Researchers at the University of Windsor are developing a new program with hopes to help prepare graduating nurses entering hospitals during times of extreme stress.
It comes after the researchers spoke with nurses both in Windsor and Detroit about their experiences working in hospitals during the COVID-19 pandemic and then checking in with them a year later.
"They talked about experiencing disrespect from their hospitals, from levels of government, from the community. They talked about having an unmanageable, heavy workload," said Dana Menard, lead researcher on the project and assistant professor of psychology at the University of Windsor.
Menard, along with researchers Jody Ralph, Laurie Freeman, and Kendall Soucie, produced a study called Heroes, or just doing our job? The impact of COVID-19 on registered nurses in a border city.
Menard said nurses had trouble balancing work and life, and many had left the profession with no plan for what to do next.
Her team came up with the idea to create a program to help senior nursing students transition into hospital based jobs during times of "extreme stress."
"Even before the pandemic, young nurses were the group most likely to leave the profession," said Menard. "So it seems like there's something potentially that's missing between the formal education and the nursing programs that they complete and the realities of the jobs in which they find themselves."
Menard and her colleagues are now in the early stages of forming a ten-week course to help prepare these students which is set to be offered at the University of Windsor then at the University of Ottawa and Queen's University.
The topics and how to address them will come from a panel of health-care workers, and the course will also offer simulations of what young nurses can expect.
Staffing shortages at hospitals across Ontario continues to be an issue as the pandemic drags on.

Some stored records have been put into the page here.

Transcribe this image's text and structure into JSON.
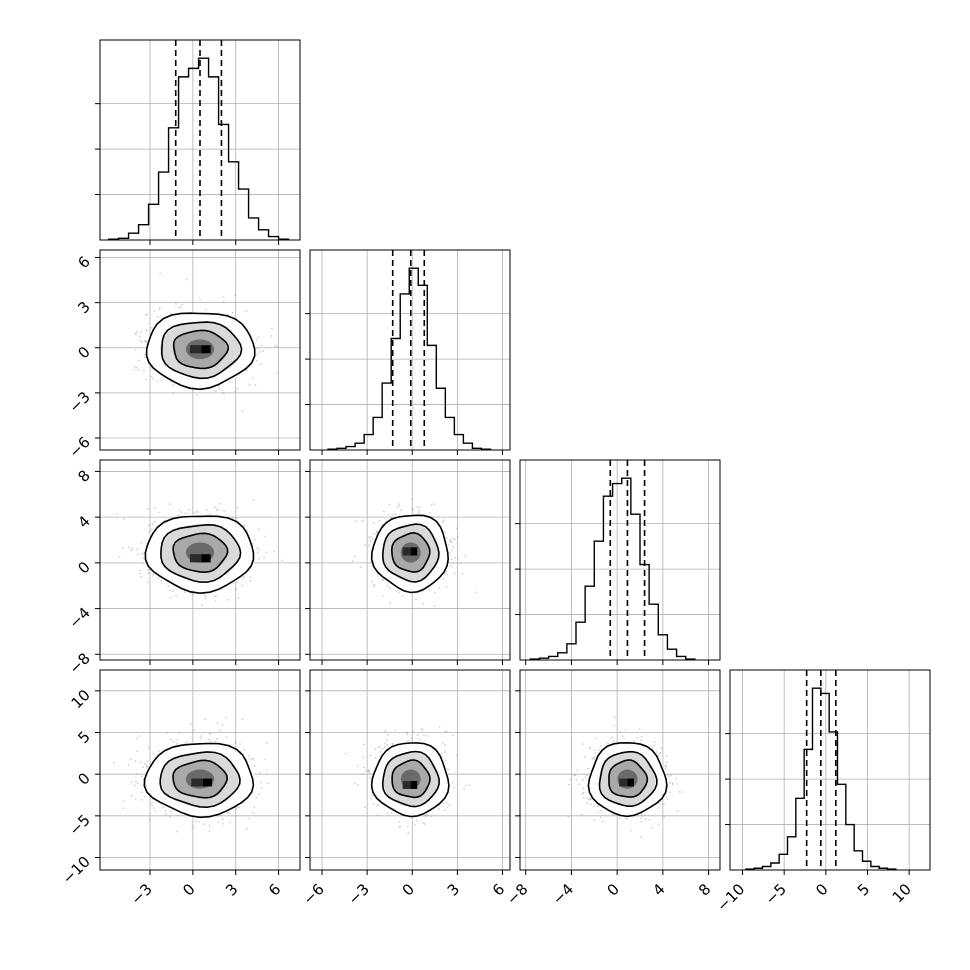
{
  "chart_data": {
    "type": "corner",
    "colors": {
      "ink": "#000000",
      "grid": "#b0b0b0",
      "scatter": "#9a9a9a"
    },
    "parameters": [
      {
        "index": 0,
        "range": [
          -6.5,
          7.5
        ],
        "ticks": [
          -3,
          0,
          3,
          6
        ],
        "tick_labels": [
          "−3",
          "0",
          "3",
          "6"
        ]
      },
      {
        "index": 1,
        "range": [
          -6.8,
          6.5
        ],
        "ticks": [
          -6,
          -3,
          0,
          3,
          6
        ],
        "tick_labels": [
          "−6",
          "−3",
          "0",
          "3",
          "6"
        ]
      },
      {
        "index": 2,
        "range": [
          -8.5,
          9.0
        ],
        "ticks": [
          -8,
          -4,
          0,
          4,
          8
        ],
        "tick_labels": [
          "−8",
          "−4",
          "0",
          "4",
          "8"
        ]
      },
      {
        "index": 3,
        "range": [
          -11.5,
          12.5
        ],
        "ticks": [
          -10,
          -5,
          0,
          5,
          10
        ],
        "tick_labels": [
          "−10",
          "−5",
          "0",
          "5",
          "10"
        ]
      }
    ],
    "histograms": [
      {
        "param": 0,
        "quantiles": [
          -1.2,
          0.5,
          2.0
        ],
        "bin_edges": [
          -5.9,
          -5.2,
          -4.5,
          -3.8,
          -3.1,
          -2.4,
          -1.7,
          -1.0,
          -0.3,
          0.4,
          1.1,
          1.8,
          2.5,
          3.2,
          3.9,
          4.6,
          5.3,
          6.0,
          6.7
        ],
        "counts": [
          0.5,
          1,
          4,
          9,
          21,
          40,
          66,
          96,
          101,
          107,
          96,
          68,
          46,
          30,
          13,
          6,
          2,
          0.5
        ]
      },
      {
        "param": 1,
        "quantiles": [
          -1.3,
          -0.1,
          0.8
        ],
        "bin_edges": [
          -5.6,
          -5.0,
          -4.4,
          -3.8,
          -3.2,
          -2.6,
          -2.0,
          -1.4,
          -0.8,
          -0.2,
          0.4,
          1.0,
          1.6,
          2.2,
          2.8,
          3.4,
          4.0,
          4.6,
          5.2
        ],
        "counts": [
          0.5,
          1,
          2,
          4,
          9,
          19,
          39,
          65,
          91,
          106,
          96,
          61,
          36,
          19,
          9,
          4,
          1,
          0.5
        ]
      },
      {
        "param": 2,
        "quantiles": [
          -0.6,
          0.9,
          2.4
        ],
        "bin_edges": [
          -7.6,
          -6.8,
          -6.0,
          -5.2,
          -4.4,
          -3.6,
          -2.8,
          -2.0,
          -1.2,
          -0.4,
          0.4,
          1.2,
          2.0,
          2.8,
          3.6,
          4.4,
          5.2,
          6.0,
          6.8
        ],
        "counts": [
          0.5,
          1,
          2,
          4,
          9,
          21,
          41,
          66,
          91,
          98,
          101,
          81,
          53,
          31,
          14,
          6,
          2,
          0.5
        ]
      },
      {
        "param": 3,
        "quantiles": [
          -2.3,
          -0.6,
          1.2
        ],
        "bin_edges": [
          -9.6,
          -8.6,
          -7.6,
          -6.6,
          -5.6,
          -4.6,
          -3.6,
          -2.6,
          -1.6,
          -0.6,
          0.4,
          1.4,
          2.4,
          3.4,
          4.4,
          5.4,
          6.4,
          7.4,
          8.4
        ],
        "counts": [
          0.5,
          1,
          2,
          4,
          9,
          19,
          41,
          69,
          104,
          101,
          79,
          49,
          26,
          11,
          5,
          2,
          1,
          0.5
        ]
      }
    ],
    "pairs": [
      {
        "x_param": 0,
        "y_param": 1,
        "center": [
          0.5,
          -0.1
        ],
        "sd": [
          1.8,
          1.2
        ],
        "peak": [
          0.6,
          -0.1
        ]
      },
      {
        "x_param": 0,
        "y_param": 2,
        "center": [
          0.5,
          0.9
        ],
        "sd": [
          1.8,
          1.6
        ],
        "peak": [
          0.6,
          0.4
        ]
      },
      {
        "x_param": 1,
        "y_param": 2,
        "center": [
          -0.1,
          0.9
        ],
        "sd": [
          1.2,
          1.6
        ],
        "peak": [
          -0.1,
          1.0
        ]
      },
      {
        "x_param": 0,
        "y_param": 3,
        "center": [
          0.5,
          -0.6
        ],
        "sd": [
          1.8,
          2.1
        ],
        "peak": [
          0.7,
          -1.0
        ]
      },
      {
        "x_param": 1,
        "y_param": 3,
        "center": [
          -0.1,
          -0.6
        ],
        "sd": [
          1.2,
          2.1
        ],
        "peak": [
          -0.1,
          -1.3
        ]
      },
      {
        "x_param": 2,
        "y_param": 3,
        "center": [
          0.9,
          -0.6
        ],
        "sd": [
          1.6,
          2.1
        ],
        "peak": [
          0.9,
          -1.0
        ]
      }
    ],
    "grid": true,
    "legend": "none",
    "xlabel": "",
    "ylabel": ""
  }
}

The Ontario Nurses Association (ONA) union has called on Premier Doug Ford to take "immediate steps" to keep the province's nurses on board and bring in new ones.

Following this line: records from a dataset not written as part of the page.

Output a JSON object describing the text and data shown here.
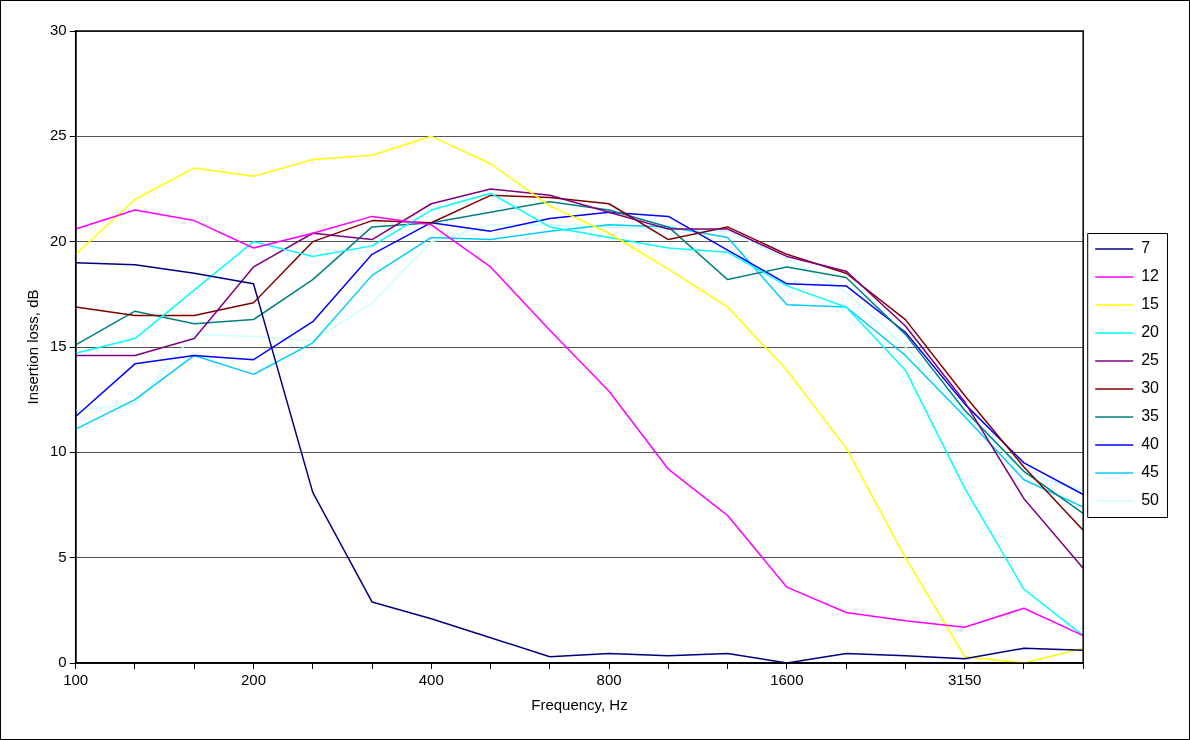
{
  "chart_data": {
    "type": "line",
    "xlabel": "Frequency, Hz",
    "ylabel": "Insertion loss, dB",
    "categories": [
      "100",
      null,
      null,
      "200",
      null,
      null,
      "400",
      null,
      null,
      "800",
      null,
      null,
      "1600",
      null,
      null,
      "3150",
      null,
      null
    ],
    "ylim": [
      0,
      30
    ],
    "yticks": [
      0,
      5,
      10,
      15,
      20,
      25,
      30
    ],
    "grid": "y",
    "legend": "right",
    "marker": "none",
    "line_style": "solid",
    "series": [
      {
        "name": "7",
        "color": "#000080",
        "values": [
          19.0,
          18.9,
          18.5,
          18.0,
          8.1,
          2.9,
          2.1,
          1.2,
          0.3,
          0.45,
          0.35,
          0.45,
          0.0,
          0.45,
          0.35,
          0.2,
          0.7,
          0.6
        ]
      },
      {
        "name": "12",
        "color": "#ff00ff",
        "values": [
          20.6,
          21.5,
          21.0,
          19.7,
          20.4,
          21.2,
          20.8,
          18.8,
          15.8,
          12.9,
          9.2,
          7.0,
          3.6,
          2.4,
          2.0,
          1.7,
          2.6,
          1.3
        ]
      },
      {
        "name": "15",
        "color": "#ffff00",
        "values": [
          19.4,
          22.0,
          23.5,
          23.1,
          23.9,
          24.1,
          25.0,
          23.7,
          21.7,
          20.4,
          18.7,
          16.9,
          13.9,
          10.2,
          5.0,
          0.3,
          0.0,
          0.7
        ]
      },
      {
        "name": "20",
        "color": "#00ffff",
        "values": [
          14.7,
          15.4,
          17.7,
          20.0,
          19.3,
          19.8,
          21.5,
          22.3,
          20.7,
          20.2,
          19.7,
          19.5,
          17.9,
          16.9,
          13.9,
          8.3,
          3.5,
          1.3
        ]
      },
      {
        "name": "25",
        "color": "#800080",
        "values": [
          14.6,
          14.6,
          15.4,
          18.8,
          20.4,
          20.1,
          21.8,
          22.5,
          22.2,
          21.4,
          20.6,
          20.6,
          19.3,
          18.6,
          16.0,
          12.4,
          7.8,
          4.5
        ]
      },
      {
        "name": "30",
        "color": "#800000",
        "values": [
          16.9,
          16.5,
          16.5,
          17.1,
          20.0,
          21.0,
          20.9,
          22.2,
          22.1,
          21.8,
          20.1,
          20.7,
          19.4,
          18.5,
          16.3,
          12.7,
          9.3,
          6.3
        ]
      },
      {
        "name": "35",
        "color": "#008080",
        "values": [
          15.1,
          16.7,
          16.1,
          16.3,
          18.2,
          20.7,
          20.9,
          21.4,
          21.9,
          21.5,
          20.7,
          18.2,
          18.8,
          18.3,
          15.6,
          12.0,
          9.1,
          7.1
        ]
      },
      {
        "name": "40",
        "color": "#0000ff",
        "values": [
          11.7,
          14.2,
          14.6,
          14.4,
          16.2,
          19.4,
          20.9,
          20.5,
          21.1,
          21.4,
          21.2,
          19.6,
          18.0,
          17.9,
          15.7,
          12.3,
          9.5,
          8.0
        ]
      },
      {
        "name": "45",
        "color": "#00ccff",
        "values": [
          11.1,
          12.5,
          14.6,
          13.7,
          15.2,
          18.4,
          20.2,
          20.1,
          20.5,
          20.8,
          20.7,
          20.2,
          17.0,
          16.9,
          14.6,
          11.7,
          8.7,
          7.4
        ]
      },
      {
        "name": "50",
        "color": "#ccffff",
        "values": [
          12.0,
          12.3,
          15.6,
          15.5,
          15.3,
          17.1,
          20.0,
          20.8,
          20.8,
          20.7,
          20.6,
          20.5,
          19.2,
          17.6,
          15.0,
          11.9,
          9.0,
          8.2
        ]
      }
    ]
  }
}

Cathryn Hoy, president of ONA, said many new nurses who attended school during the pandemic have been unable to complete in-hospital or placement learning.
Many young students did their clinical work in lab simulators and many of them "barely touched a patient," said Hoy.

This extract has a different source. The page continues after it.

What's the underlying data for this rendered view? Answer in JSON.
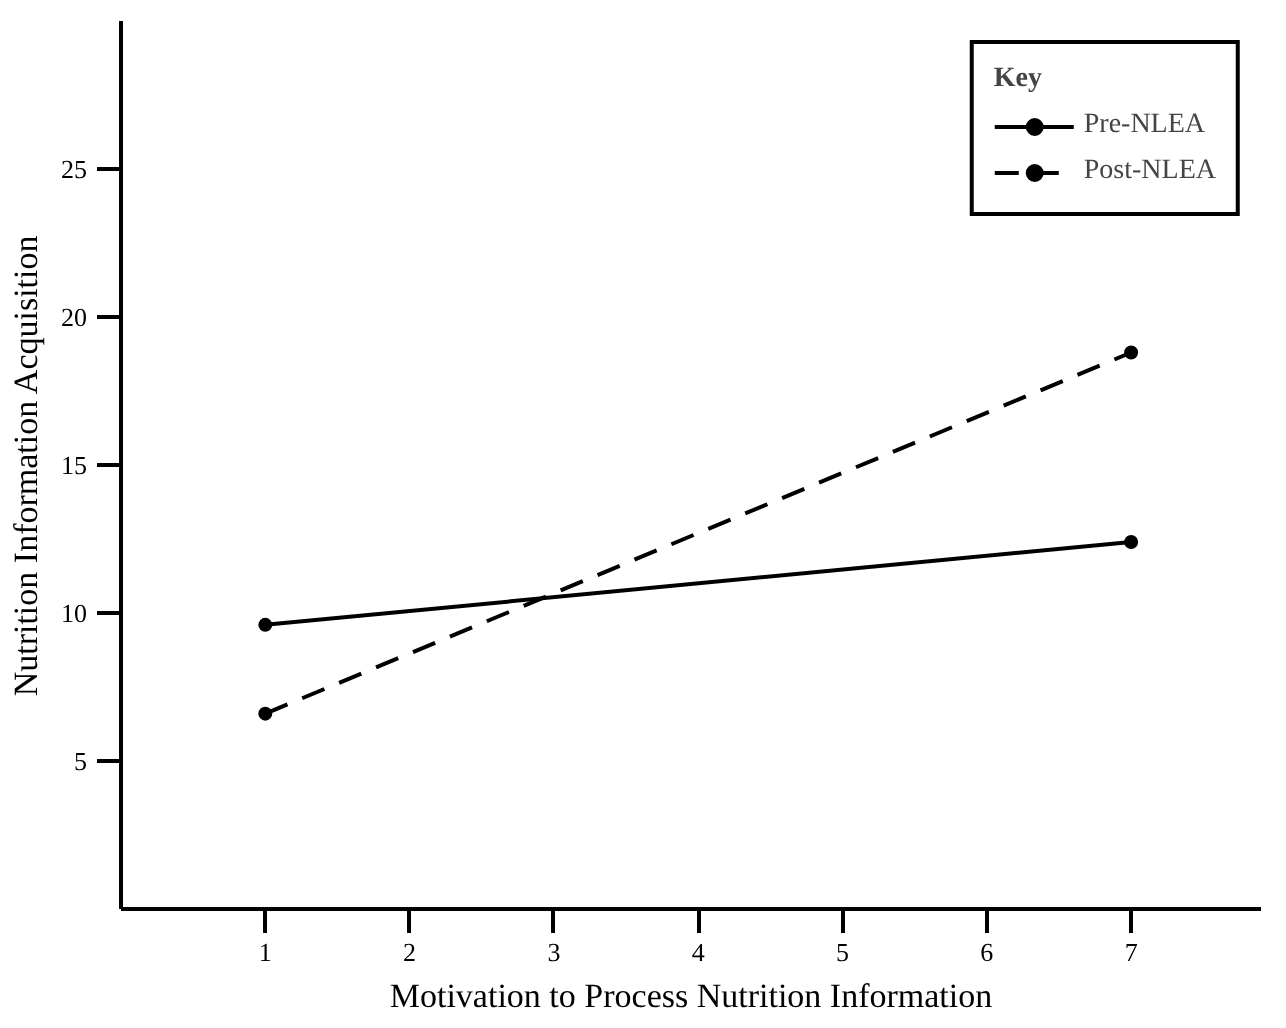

"So they're starting in where employers want them to start just like that, with very little orientation or mentoring," she said.
"And we're seeing a lot of them just say, 'This isn't for me, I'm out of here' or a new grad is trying to help another new grad and figure things out, and that's just wrong. That's how mistakes are made. And that is not their fault. It's because we don't have the staff to mentor them."
Menard said the new course will be available to students next spring.